C’est un nouveau pas dans la guerre culturelle qui se joue aux États-Unis. L’administration Trump a annoncé la semaine dernière sa volonté de mieux protéger les médecins et autres professionnels de santé qui souhaitent s’abstenir de pratiquer certains actes pour des raisons religieuses, comme l’avortement ou la prise en charge de la réassignation sexuelle.
« Trop de professionnels de santé se sont vus harcelés et discriminés en raison de leurs croyances religieuses et de leurs convictions morales, ce qui a conduit beaucoup d’entre eux à s’interroger sur leur avenir au sein de notre système de santé », a déclaré Eric Hargan, le secrétaire d’État à la Santé américain en intérim, lors d’une déclaration publique (en anglais) tenue jeudi dernier en compagnie de plusieurs officiels et membres de la majorité.
L’administration a ainsi a mis en place une nouvelle entité au sein de la direction des Droits civiques (Office for Civil Rights) du département de la Santé, baptisée « division pour la Liberté de conscience et de religion » (Conscience and Religious Freedom Division). D’après le communiqué de presse officiel (en anglais), cette division permettra « d’appliquer avec plus de vigueur et d’efficacité les lois actuelles visant à protéger la la liberté de conscience et de religion, qui constitue la première liberté garantie par la Déclaration des droits ».

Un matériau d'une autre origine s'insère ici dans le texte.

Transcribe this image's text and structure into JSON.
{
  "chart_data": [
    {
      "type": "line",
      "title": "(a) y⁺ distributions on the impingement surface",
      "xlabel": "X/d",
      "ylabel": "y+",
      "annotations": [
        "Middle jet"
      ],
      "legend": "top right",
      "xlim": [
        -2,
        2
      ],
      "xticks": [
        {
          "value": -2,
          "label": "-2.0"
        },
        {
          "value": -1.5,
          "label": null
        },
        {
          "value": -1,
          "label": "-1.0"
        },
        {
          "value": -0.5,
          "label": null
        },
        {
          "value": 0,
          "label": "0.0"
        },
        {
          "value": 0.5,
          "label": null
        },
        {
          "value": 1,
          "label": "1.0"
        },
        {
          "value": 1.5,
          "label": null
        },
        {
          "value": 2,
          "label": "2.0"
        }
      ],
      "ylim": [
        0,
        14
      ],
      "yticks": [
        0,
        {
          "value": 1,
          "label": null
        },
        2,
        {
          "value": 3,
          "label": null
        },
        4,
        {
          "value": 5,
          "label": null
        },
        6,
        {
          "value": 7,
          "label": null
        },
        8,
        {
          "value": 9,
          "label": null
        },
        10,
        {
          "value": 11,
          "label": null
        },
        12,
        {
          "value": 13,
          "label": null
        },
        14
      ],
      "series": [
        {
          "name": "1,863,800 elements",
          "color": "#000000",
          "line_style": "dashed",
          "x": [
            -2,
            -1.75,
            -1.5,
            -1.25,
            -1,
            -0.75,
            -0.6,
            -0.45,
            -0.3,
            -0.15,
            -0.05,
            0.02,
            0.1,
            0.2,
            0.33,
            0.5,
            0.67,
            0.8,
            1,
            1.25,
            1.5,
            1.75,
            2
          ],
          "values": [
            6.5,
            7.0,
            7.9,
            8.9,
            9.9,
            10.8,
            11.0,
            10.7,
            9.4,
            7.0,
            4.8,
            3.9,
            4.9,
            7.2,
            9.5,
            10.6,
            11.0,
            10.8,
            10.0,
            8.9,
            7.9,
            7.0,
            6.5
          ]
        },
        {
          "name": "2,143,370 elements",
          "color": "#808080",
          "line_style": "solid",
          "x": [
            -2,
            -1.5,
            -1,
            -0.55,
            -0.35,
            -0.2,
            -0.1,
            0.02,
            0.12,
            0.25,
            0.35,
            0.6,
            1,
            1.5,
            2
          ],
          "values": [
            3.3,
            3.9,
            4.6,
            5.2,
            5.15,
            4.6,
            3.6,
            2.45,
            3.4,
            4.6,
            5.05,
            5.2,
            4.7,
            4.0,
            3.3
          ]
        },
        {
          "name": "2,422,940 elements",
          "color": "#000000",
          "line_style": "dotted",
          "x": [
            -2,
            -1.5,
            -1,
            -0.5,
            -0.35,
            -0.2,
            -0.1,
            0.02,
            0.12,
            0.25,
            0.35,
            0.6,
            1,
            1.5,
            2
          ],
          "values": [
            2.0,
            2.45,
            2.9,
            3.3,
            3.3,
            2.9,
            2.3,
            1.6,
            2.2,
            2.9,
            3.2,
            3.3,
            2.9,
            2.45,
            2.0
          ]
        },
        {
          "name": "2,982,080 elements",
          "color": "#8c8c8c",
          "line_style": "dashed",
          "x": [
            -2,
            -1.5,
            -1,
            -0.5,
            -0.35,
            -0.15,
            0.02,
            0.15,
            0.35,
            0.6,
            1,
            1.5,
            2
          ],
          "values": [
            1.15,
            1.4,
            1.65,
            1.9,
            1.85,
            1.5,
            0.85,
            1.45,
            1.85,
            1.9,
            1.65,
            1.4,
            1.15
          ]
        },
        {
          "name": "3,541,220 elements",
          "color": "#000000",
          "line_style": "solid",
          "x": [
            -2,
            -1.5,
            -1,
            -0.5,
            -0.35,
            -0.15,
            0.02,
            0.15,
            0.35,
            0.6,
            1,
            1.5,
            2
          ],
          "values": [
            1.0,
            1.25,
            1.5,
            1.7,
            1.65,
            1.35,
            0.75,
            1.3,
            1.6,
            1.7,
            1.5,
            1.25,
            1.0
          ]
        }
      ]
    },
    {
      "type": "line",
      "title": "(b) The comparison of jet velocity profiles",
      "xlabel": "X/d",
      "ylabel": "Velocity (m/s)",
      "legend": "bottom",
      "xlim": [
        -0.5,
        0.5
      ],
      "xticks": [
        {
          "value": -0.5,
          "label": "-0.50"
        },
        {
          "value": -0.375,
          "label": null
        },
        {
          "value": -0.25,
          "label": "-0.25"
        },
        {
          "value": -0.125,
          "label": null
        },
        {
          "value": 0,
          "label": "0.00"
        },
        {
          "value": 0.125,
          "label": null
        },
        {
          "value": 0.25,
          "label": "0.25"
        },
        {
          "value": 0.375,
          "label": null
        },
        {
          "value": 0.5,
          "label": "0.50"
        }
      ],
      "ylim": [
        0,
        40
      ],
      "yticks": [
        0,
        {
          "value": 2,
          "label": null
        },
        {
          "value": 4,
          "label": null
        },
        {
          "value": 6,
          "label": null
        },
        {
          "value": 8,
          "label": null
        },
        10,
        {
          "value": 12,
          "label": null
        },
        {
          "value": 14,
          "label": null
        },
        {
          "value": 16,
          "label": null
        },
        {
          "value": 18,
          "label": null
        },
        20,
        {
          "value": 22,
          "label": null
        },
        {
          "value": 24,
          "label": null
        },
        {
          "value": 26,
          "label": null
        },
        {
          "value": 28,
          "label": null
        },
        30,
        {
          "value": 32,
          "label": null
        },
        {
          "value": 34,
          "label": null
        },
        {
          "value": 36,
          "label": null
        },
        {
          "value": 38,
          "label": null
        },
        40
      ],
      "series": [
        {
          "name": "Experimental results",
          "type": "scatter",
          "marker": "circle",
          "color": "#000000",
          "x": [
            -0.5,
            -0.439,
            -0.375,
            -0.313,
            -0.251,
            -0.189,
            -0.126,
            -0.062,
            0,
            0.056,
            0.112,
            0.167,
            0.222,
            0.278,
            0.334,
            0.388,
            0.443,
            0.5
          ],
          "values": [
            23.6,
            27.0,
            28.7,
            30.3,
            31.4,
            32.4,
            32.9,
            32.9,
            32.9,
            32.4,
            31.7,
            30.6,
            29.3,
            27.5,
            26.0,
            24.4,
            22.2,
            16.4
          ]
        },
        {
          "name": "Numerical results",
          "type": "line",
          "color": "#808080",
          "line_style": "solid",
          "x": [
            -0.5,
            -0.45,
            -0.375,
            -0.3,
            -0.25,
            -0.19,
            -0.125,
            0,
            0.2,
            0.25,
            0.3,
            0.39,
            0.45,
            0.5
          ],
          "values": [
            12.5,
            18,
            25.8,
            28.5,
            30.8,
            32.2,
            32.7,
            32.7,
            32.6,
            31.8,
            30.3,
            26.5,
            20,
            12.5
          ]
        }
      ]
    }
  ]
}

L’avortement dans le viseur
En ligne de mire de cette nouvelle entité : l’avortement, ligne de clivage majeure dans l’opinion et marqueur politique central de l’administration Trump. D’après un sondage publié en juillet 2017 par Pew Research Center, les deux-tiers (65 %) des sympathisants républicains sont partiellement ou totalement opposés à l’avortement. Chez les Blancs protestants évangéliques, qui constituent la principale assise électorale de Donal Trump, le taux s’élève à 70 %.
Cette décision s’inscrit dans une offensive généralisée de l’administration Trump contre l’avortement. Le site The Hill rapporte que l’administration a annoncé vendredi sa volonté de retoquer une disposition de 2016, qui empêchait les états de supprimer les subventions de Medicaid (la couverture santé des Américains les plus pauvres) au Planning familial. Dans les faits, l’accès à l’avortement est déjà très difficile dans la Bible Belt (Sud-Est conservateur) et une partie du Midwest, où les cliniques d’IVG ferment une par une. Un mouvement amorcé avant l’élection de Trump.
Difficultés d’accès aux soins en prévision
Les inquiétudes portent aussi sur la prise en charge de la réassignation sexuelle à destination des personnes transgenres. Sont aussi concernés l’euthanasie et le suicide assisté (légal dans quelques états) ainsi que la stérilisation à visée contraceptive (ligature des trompes et vasectomie), très employée aux États-Unis. Autant de pratiques récusées par les Américains les plus religieux, qui y voient une offense à la nature humaine.
Comme le remarque le Los Angeles Times, plusieurs lois existent déjà afin d’empêcher l’État fédéral de discriminer les médecins refusant de pratiquer des avortements ou des stérilisations pour des raisons morales ou religieuses. Il en va de même du refus de pratiquer le suicide assisté, protégé par… l’Obamacare. Pour beaucoup de commentateurs, la création de Conscience and Religious Freedom Division laisse craindre un effet domino, avec à la clé un déni de soins pour les patients concernés.